Lupi: "Le predazioni si combattono soprattutto con la prevenzione"

In un angolo pittoresco del Veneto, tra le verdi colline della Lessinia, si sta consumando una crisi che minaccia di trasformare un paesaggio idilliaco in un deserto di rovi. Gli allevatori locali, custodi di una tradizione secolare, si trovano a fronteggiare un nemico antico e al contempo moderno: il lupo. Le predazioni sono diventate un incubo ricorrente, costringendo molti a svuotare i pascoli e a riportare gli animali in stalla.

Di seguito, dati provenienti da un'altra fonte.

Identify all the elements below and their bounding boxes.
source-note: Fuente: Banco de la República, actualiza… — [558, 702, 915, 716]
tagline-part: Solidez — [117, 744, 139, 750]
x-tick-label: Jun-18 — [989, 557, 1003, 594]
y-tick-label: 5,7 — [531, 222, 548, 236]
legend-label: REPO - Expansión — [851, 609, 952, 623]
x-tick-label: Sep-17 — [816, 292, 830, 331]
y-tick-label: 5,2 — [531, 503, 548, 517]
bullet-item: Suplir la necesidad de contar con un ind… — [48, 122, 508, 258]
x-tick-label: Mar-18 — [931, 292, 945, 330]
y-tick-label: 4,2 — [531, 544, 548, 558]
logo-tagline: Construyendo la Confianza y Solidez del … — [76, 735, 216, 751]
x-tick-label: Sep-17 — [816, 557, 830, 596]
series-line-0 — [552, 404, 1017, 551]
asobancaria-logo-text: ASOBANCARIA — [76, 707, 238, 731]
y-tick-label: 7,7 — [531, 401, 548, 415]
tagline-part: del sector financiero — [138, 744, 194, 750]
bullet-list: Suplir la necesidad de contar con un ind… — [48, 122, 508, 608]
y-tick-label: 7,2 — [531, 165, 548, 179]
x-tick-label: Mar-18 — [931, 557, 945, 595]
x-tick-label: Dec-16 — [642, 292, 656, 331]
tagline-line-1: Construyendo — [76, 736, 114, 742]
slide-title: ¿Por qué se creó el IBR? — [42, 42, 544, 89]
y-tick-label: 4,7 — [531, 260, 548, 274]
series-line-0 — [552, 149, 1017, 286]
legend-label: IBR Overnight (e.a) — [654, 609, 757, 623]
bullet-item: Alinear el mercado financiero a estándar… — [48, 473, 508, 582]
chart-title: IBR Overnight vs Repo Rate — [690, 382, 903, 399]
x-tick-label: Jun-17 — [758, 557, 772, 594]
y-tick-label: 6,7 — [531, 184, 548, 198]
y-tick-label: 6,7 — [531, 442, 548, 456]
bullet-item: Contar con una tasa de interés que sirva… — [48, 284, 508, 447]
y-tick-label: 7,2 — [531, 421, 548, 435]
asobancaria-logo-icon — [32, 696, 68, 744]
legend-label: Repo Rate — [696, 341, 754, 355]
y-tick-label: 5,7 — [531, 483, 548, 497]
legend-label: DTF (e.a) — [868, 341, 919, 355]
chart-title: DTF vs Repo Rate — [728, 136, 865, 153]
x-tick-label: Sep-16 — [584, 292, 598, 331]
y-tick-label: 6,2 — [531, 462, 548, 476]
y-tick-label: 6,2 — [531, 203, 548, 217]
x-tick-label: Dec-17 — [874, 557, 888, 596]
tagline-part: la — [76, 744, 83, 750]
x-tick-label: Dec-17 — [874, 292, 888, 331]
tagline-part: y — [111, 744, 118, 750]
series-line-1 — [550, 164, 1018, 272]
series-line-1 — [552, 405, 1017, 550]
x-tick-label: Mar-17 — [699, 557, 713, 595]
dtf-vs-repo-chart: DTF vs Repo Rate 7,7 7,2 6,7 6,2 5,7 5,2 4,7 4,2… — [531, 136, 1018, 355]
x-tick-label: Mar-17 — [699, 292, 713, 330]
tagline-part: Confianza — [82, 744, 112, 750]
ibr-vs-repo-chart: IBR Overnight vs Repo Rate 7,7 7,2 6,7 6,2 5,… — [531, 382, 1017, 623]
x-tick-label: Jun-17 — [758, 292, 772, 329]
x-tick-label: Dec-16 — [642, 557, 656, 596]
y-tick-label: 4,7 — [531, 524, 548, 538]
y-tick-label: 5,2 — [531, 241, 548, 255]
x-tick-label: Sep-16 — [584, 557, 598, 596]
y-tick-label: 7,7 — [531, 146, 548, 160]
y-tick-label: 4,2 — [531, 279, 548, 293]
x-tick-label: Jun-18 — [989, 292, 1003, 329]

Il 7 agosto 2025, Armando Lavarini, un allevatore di Erbezzo (Verona), ha preso una decisione storica: ritirare il suo bestiame da Malga Rambalda, a 1.380 metri di altitudine. Dopo due mesi di alpeggio e numerosi attacchi da parte dei lupi, i prati sono rimasti desolatamente vuoti. "È una sconfitta", ammette Lavarini, condividendo il suo dolore con altri allevatori come Michelangelo Lavarini, Stefano Benedetti Vallenari e Massimo Campostrini.

Le statistiche parlano chiaro: tra il 27 maggio e l'1 agosto, il Parco della Lessinia ha registrato 26 predazioni in 22 eventi distinti, tutti attribuiti ai lupi. Michelangelo Lavarini, 60 anni, racconta di vivere nel terrore, con il suo bestiame che non si allontana più dalla stalla per paura. "Abbiamo provato con dissuasori sonori e luminosi, ma i lupi sono intelligenti", spiega, preoccupato per il futuro del figlio che vorrebbe seguire le sue orme.

La situazione è drammatica anche per Benedetti Vallenari, che gestisce un'azienda agricola con il fratello. "Non puoi semplicemente chiudere un'attività che la tua famiglia ha costruito per generazioni", afferma, sottolineando il rischio di vedere la Lessinia trasformarsi in un luogo abbandonato. Massimo Campostrini ricorda un tempo in cui la Lessinia era un giardino, mentre oggi è un territorio in declino.